For decades, our focus has been compartmentalized, with distinct pathways for viral etiologies like HBV and metabolic conditions. However, the global epidemics of obesity and type 2 diabetes (T2DM) have fueled a dramatic rise in MASLD[13], leading to an inevitable and increasingly common convergence with endemic HBV[14]. This complex bidirectional relationship creates unique diagnostic and management challenges, as detailed in recent comprehensive review[14].

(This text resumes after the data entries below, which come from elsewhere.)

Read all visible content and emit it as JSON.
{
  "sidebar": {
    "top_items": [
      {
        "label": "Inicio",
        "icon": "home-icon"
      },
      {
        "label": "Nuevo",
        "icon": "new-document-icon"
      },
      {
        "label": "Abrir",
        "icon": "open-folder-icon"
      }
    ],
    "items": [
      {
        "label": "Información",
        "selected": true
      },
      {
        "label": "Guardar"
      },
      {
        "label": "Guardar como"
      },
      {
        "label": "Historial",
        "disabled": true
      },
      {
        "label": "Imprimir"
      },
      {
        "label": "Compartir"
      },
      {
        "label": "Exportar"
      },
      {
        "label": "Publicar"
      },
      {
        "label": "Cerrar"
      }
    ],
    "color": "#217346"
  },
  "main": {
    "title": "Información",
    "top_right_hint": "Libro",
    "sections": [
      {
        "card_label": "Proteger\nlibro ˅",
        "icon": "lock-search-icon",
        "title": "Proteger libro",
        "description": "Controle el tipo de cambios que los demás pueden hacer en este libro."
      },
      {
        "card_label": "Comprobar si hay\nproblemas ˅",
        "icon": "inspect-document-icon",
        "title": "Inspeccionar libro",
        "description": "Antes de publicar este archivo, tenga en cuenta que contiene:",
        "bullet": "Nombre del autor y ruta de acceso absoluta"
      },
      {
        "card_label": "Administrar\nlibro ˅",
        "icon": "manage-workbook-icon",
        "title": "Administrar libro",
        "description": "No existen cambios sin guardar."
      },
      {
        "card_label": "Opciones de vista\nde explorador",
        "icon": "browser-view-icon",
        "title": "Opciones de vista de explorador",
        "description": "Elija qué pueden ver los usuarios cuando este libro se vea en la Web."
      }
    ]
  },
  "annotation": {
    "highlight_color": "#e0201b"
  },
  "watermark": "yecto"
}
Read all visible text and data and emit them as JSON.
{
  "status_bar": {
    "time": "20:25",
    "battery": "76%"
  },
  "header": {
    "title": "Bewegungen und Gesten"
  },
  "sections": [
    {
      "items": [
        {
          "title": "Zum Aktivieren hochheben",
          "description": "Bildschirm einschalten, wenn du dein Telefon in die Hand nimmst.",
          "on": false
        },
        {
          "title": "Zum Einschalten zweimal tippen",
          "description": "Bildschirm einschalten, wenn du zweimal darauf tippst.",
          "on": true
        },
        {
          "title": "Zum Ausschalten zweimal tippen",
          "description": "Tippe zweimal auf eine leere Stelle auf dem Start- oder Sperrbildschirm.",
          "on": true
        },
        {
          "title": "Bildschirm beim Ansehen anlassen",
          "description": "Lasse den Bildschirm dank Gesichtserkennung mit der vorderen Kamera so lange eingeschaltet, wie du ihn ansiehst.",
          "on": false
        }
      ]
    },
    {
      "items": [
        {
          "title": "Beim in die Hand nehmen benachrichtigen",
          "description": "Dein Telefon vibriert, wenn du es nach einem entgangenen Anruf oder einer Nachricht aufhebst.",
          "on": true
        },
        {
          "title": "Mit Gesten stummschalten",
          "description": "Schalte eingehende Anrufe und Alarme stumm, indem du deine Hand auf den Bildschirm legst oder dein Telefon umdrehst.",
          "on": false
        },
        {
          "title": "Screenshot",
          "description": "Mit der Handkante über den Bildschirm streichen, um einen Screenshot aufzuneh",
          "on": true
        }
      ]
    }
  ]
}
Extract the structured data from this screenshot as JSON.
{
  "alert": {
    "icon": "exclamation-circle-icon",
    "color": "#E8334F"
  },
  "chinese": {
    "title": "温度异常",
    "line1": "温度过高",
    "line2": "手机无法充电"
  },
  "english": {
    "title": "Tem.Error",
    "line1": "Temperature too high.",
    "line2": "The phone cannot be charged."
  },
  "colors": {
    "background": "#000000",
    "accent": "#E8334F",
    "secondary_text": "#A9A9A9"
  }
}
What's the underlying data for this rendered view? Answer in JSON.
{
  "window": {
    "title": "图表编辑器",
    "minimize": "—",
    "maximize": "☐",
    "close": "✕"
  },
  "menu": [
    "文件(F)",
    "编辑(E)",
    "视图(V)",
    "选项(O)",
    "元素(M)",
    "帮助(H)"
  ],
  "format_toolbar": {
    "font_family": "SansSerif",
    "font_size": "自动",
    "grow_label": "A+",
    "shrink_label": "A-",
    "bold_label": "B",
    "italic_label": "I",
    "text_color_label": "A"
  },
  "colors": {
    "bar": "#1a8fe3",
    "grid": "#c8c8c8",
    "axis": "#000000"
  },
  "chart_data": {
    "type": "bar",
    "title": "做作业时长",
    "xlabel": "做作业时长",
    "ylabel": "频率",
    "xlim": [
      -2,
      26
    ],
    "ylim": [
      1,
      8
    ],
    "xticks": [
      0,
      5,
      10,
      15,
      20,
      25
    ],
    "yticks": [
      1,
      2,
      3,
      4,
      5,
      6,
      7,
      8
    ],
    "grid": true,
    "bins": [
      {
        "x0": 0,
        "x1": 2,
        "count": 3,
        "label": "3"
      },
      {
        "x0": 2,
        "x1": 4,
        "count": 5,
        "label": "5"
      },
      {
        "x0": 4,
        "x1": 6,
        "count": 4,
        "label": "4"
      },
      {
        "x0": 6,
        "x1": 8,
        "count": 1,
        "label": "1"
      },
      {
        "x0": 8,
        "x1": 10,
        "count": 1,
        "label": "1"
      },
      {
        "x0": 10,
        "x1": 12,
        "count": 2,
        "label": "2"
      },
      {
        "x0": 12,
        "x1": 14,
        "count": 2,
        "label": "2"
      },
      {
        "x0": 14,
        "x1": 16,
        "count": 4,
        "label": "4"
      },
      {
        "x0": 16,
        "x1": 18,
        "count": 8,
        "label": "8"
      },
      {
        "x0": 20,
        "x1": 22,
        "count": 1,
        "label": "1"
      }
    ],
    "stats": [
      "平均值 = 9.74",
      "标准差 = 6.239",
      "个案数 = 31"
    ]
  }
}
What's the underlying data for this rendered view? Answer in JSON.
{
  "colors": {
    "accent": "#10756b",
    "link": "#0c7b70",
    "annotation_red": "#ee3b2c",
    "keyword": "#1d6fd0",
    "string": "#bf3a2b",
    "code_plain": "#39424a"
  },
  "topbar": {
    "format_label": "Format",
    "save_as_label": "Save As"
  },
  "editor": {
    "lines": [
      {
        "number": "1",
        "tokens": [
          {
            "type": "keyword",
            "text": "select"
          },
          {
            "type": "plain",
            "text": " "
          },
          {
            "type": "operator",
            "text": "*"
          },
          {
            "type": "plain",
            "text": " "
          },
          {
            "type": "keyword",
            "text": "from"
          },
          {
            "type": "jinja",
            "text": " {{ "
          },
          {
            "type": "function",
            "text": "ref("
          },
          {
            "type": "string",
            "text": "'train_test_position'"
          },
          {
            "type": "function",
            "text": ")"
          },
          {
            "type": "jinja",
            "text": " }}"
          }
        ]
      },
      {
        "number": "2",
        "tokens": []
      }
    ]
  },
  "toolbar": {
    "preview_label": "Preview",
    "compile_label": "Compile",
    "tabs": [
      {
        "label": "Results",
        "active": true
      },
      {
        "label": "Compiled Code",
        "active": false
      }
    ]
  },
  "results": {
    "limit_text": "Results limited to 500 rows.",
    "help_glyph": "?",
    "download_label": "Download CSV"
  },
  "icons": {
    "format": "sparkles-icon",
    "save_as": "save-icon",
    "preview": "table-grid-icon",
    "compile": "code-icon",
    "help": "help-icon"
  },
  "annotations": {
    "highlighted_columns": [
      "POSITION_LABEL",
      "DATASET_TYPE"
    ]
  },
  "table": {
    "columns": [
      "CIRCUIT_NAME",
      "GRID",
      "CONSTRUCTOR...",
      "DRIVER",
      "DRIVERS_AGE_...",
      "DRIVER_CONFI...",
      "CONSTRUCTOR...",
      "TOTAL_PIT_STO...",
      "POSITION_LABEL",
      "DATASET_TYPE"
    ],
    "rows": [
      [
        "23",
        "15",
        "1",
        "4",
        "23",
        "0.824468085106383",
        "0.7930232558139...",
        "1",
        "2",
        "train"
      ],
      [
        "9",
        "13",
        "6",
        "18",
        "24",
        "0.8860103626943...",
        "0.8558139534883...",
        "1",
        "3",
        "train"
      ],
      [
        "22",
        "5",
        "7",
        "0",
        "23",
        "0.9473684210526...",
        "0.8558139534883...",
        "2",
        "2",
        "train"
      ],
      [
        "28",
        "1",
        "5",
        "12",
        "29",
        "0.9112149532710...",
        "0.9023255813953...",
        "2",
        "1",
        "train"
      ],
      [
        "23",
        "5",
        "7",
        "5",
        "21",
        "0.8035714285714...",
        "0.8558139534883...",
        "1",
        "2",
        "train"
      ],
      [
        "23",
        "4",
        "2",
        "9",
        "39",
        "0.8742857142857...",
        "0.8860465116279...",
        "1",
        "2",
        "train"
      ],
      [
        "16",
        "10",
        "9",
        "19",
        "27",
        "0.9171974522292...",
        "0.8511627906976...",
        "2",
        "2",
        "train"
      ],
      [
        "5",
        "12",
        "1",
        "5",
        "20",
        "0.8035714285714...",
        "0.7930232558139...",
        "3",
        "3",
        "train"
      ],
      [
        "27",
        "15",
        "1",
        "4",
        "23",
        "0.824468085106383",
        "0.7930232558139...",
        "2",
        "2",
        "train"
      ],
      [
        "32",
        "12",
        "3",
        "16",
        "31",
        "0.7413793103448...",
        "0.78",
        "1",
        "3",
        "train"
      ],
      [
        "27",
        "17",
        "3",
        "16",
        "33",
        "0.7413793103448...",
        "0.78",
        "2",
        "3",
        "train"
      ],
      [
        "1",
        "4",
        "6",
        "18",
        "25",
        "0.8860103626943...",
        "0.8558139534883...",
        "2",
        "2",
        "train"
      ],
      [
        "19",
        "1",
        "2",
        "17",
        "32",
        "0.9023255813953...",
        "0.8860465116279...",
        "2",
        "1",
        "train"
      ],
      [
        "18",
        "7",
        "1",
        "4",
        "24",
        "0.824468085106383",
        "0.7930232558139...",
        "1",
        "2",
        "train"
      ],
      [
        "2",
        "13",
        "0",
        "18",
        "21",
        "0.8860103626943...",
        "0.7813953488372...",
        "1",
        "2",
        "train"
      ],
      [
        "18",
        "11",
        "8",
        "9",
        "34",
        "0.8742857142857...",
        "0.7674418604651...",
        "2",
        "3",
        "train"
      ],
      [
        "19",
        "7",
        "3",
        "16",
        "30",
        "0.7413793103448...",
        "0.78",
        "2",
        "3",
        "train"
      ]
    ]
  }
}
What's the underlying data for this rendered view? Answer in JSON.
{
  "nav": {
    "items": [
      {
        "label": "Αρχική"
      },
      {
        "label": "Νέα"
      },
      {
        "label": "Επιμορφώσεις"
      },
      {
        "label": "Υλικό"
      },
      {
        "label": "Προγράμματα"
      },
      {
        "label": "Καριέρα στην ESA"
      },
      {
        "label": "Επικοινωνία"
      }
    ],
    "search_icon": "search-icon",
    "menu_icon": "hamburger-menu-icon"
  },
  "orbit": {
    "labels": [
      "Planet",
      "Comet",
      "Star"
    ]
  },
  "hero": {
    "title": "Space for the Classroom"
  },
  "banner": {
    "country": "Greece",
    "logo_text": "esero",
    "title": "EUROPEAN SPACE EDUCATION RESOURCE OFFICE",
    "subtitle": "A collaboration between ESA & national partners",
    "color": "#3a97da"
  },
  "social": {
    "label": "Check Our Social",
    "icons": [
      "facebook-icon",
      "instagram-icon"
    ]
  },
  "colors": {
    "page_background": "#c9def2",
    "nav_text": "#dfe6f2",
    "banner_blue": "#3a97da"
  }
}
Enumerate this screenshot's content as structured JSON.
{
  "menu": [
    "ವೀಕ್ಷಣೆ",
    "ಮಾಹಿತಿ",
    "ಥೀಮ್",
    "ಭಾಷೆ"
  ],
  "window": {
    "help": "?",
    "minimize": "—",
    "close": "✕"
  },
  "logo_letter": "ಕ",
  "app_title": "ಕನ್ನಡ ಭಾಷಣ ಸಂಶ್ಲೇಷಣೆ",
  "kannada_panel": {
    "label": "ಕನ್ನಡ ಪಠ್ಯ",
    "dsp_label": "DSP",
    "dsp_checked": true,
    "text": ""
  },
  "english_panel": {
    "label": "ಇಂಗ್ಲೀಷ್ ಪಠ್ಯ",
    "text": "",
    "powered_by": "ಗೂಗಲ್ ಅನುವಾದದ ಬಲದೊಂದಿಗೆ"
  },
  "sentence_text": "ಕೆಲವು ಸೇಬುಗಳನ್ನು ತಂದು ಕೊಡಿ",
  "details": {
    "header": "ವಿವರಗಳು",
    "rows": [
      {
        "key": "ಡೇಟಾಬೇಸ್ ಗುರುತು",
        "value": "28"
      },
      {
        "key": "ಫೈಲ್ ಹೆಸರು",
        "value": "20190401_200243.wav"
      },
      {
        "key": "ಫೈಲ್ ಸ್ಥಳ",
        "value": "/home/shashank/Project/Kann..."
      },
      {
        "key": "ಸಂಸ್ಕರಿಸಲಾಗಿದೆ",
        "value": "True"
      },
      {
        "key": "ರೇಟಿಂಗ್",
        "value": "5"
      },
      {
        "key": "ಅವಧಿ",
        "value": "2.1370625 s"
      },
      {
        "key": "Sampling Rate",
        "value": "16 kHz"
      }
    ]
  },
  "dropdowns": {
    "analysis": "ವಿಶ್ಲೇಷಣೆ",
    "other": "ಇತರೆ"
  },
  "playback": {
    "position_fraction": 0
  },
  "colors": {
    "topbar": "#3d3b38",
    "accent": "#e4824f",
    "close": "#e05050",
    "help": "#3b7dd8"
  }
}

The central thesis of this editorial is that the extensive clinical experience and robust diagnostic strategies developed for one CLD can, and must, be adapted and generalized to address the complexities of co-pathology. The dynamic interplay between the viral injury of HBV and the metabolic derangement of MASLD necessitates a unified, comprehensive approach to non-invasive assessment. This approach must abandon the outdated, singular focus on fibrosis and instead mandate the concurrent quantification of hepatic steatosis, as the evidence now increasingly evident demonstrates that both processes are inextricably linked drivers of disease progression.

DAI PROTOCOL (L59-BASED NOMOGRAM) INNOVATION (AND LIMITS)

A major distinction highlighted in the Dai et al[1] protocol is the integration of L59 (LAP-DP), which acts as a molecular “footprint” of active plasma kallikrein-mediated TGF-β activation. This marker tracks the “smoke” of active fibrogenesis that peaks during early stages, whereas traditional scores primarily measure the “ash” of already accumulated matrix. Furthermore, we propose a holistic strategy, which mandates that fibrosis evaluation be linked to steatosis quantification via tools like magnetic resonance imaging - proton density fat fraction (MRI-PDFF) or controlled attenuation parameter (CAP). This integrated approach addresses the systemic nature of metabolic syndrome, allowing for the simultaneous stratification of hepatic and cardiovascular risks[15].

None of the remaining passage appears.